Knowledge Management is also one of the lesser-known specialties of the modern firm. It is a close cousin to intelligence. If you don’t have good knowledge management processes and platforms that capture and improve both your external competitive and technical intelligence work, and your internal collective intelligence production, your organization will operate without a memory, destined to repeat past mistakes. You’re also much more vulnerable to the loss of key individuals in your firm. A good KM platform will be integrated with other foresight specialties including strategy creation, learning and development (onboarding and training), and auditing, including exit interviews when any employee leaves the firm.
Law & Security is perhaps the most obvious responsibility of this department. In a world where legal advice and paralegal help is now globally sourced and available online from companies like Upcounsel, all firms, no matter their size, should be getting legal advice from the outset. The in-house lawyer, who uses IP, precedent and case law to create legal security is a great asset to larger firms. Security is of course just as fundamental, and regular training of employees in physical and information security practices is an effective way to prevent catastrophes. Security leaders want to regularly stress test their systems, and employ other proven natural security methods discussed in Chapters 7 and 8 .
Risk Management & Insurance is the last major responsibility of this department. Risk management involves the mitigation of risk and uncertainty via intelligence, insurance, safety, security, and other activities. Organizational psychologist Karl Weick’s Managing the Unexpected (2007) explores how “high reliability organizations” like emergency rooms, air traffic control, and military and firefighting units manage and organize for reliable performance under conditions of risk and uncertainty, offering lessons for any organization. The insurance actuary is another key risk management professional who builds forecasts in a variety of areas, using conservative, quantitative strategies for dealing with risk and uncertainty.
Like legal advice, both risk management and insurance subspecialties are presently being exponentially changed by InsurTech startups, which are greatly lowering the cost and access to this very old business function.

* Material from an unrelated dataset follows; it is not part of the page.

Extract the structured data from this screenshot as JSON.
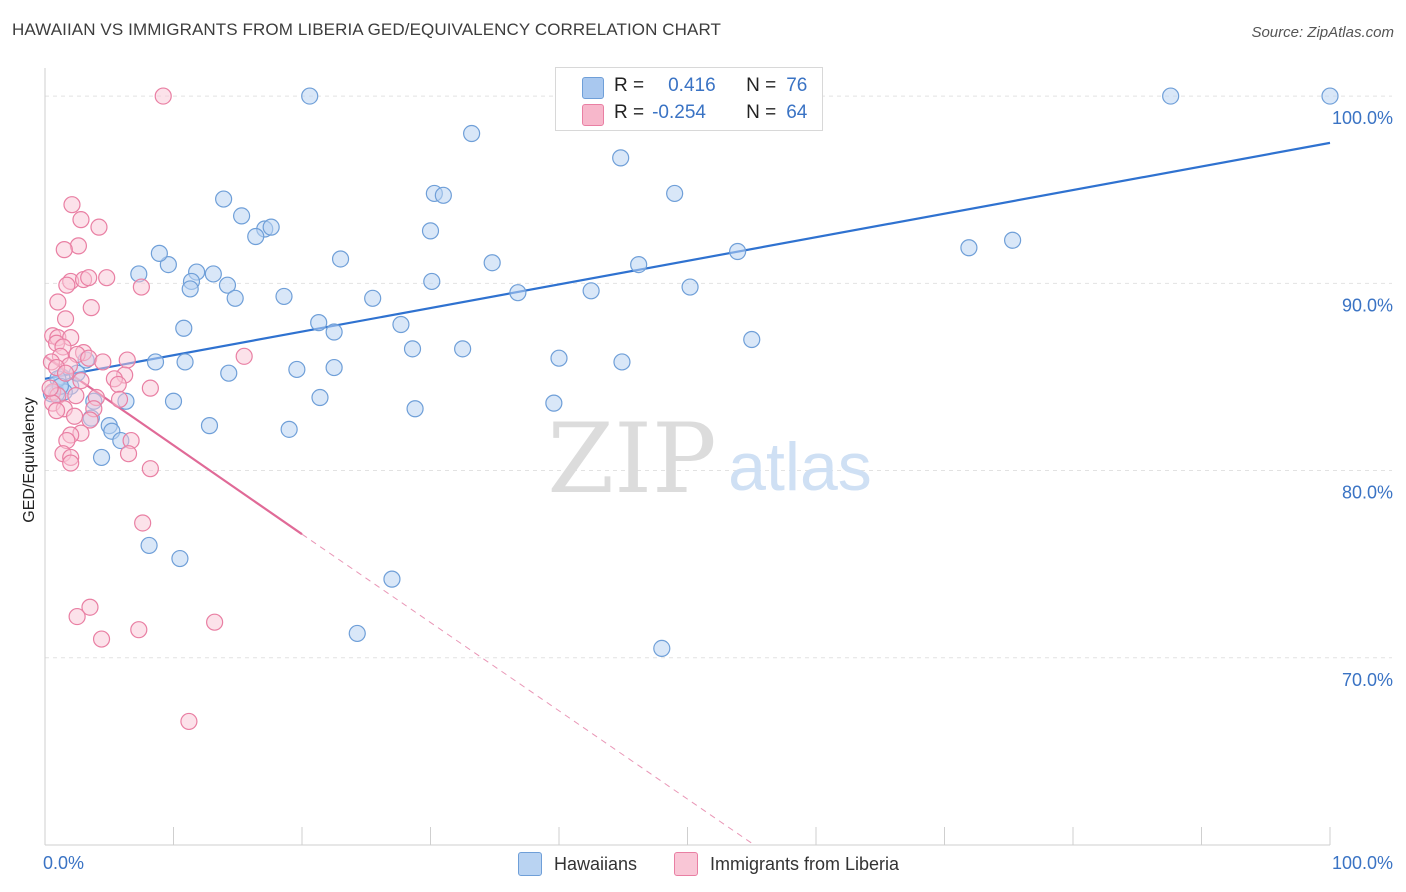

Be sure to have those responsible for this specialty in your or your client’s firm regularly read websites like Insurance Technology News, and consider attending a leading InsurTech conference, like InsureTech Connect.
While Kirton’s Creatives (Chapter 2) are not a typical hire in the security department, they make great advisors and consultants to that department. Creatives can be highly effective here, when leaders recognize their value. The best firms always employ or work with a few innovators and rule-breakers in their security departments, engaging them in continual efforts to try to break the organization’s security capabilities and expose their flaws. For IT departments, white hat hackers are a particularly well known example, but there are many others.

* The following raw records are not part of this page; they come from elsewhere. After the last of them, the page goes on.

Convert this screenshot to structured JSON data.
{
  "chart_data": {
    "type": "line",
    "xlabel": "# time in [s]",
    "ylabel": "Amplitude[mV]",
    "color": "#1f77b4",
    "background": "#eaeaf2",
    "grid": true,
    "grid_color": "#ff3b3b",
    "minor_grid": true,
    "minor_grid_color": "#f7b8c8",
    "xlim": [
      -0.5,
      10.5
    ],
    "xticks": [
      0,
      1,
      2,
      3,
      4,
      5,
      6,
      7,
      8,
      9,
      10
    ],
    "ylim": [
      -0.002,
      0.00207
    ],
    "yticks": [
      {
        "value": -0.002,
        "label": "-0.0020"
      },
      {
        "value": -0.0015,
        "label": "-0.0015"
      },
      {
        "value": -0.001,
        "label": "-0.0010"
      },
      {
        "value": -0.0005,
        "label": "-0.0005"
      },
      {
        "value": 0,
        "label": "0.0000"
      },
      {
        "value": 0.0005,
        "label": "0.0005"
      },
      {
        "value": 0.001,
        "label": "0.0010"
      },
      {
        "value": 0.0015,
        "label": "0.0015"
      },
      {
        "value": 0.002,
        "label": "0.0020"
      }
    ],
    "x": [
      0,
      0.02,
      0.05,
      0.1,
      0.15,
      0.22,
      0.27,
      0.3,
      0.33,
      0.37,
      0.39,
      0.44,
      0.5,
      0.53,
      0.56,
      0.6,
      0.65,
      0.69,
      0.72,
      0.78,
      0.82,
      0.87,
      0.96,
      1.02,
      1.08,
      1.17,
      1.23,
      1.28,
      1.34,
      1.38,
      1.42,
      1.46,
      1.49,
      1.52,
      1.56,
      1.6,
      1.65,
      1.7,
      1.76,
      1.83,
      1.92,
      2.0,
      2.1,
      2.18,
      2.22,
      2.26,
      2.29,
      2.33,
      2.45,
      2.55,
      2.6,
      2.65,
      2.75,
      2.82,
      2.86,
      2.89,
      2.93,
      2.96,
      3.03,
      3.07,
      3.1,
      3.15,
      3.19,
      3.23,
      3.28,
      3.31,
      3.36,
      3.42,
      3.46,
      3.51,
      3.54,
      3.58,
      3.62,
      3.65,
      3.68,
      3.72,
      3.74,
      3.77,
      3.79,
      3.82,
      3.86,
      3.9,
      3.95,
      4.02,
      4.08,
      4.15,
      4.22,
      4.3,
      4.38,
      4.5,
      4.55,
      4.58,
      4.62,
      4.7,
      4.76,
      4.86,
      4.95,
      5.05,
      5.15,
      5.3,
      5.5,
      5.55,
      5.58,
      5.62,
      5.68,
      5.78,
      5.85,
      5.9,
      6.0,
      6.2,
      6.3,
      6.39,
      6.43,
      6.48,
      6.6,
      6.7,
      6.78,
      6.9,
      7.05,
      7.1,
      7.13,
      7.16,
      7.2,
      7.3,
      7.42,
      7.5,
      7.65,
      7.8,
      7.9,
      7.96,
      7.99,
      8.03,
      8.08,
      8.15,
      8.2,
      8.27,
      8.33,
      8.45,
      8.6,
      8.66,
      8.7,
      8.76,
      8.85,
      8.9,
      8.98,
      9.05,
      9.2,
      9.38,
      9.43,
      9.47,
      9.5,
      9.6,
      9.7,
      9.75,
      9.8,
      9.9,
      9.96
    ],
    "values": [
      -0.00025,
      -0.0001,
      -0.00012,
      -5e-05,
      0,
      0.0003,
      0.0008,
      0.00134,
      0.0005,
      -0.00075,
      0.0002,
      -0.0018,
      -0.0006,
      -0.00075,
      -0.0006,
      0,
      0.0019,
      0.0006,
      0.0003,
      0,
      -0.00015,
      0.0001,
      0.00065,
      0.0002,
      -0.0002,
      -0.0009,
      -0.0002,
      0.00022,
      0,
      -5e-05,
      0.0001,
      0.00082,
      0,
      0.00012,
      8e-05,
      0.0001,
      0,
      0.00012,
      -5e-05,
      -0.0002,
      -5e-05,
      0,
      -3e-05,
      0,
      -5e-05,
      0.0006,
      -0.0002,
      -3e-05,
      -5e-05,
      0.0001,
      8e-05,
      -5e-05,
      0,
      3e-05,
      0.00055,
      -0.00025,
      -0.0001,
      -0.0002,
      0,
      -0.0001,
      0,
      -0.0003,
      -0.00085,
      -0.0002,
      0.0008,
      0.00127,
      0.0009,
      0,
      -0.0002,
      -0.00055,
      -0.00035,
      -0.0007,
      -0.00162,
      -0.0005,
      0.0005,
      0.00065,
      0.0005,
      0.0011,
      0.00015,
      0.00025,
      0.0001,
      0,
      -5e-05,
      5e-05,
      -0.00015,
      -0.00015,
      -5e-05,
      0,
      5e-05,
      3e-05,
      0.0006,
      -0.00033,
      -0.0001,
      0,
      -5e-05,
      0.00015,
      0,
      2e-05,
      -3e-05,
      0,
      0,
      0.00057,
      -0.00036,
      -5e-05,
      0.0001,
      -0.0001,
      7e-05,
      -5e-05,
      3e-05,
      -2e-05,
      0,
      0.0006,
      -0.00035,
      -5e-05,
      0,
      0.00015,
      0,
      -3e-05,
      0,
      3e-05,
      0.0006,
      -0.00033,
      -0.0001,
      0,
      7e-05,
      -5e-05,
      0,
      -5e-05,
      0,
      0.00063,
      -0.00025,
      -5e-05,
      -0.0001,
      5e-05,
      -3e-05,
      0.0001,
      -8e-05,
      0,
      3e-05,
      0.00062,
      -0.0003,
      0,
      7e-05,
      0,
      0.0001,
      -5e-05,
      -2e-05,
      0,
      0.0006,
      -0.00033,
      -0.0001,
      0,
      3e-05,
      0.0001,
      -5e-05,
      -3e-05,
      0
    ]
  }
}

Nassim Taleb’s Antifragile (2012) gives more on the value of this approach to security foresight. Another powerful and underused security foresight method, from the Facilitation & Gaming foresight specialty, is wargaming, a way to test operational security against creative adversaries, in a game-based simulation, run by your strategy or security employees, or external consultants. Herman and Frost’s Wargaming for Leaders (2008), describes Booz Allen Hamilton’s work building competitive strategy games (“wargames”) for corporate and military clients.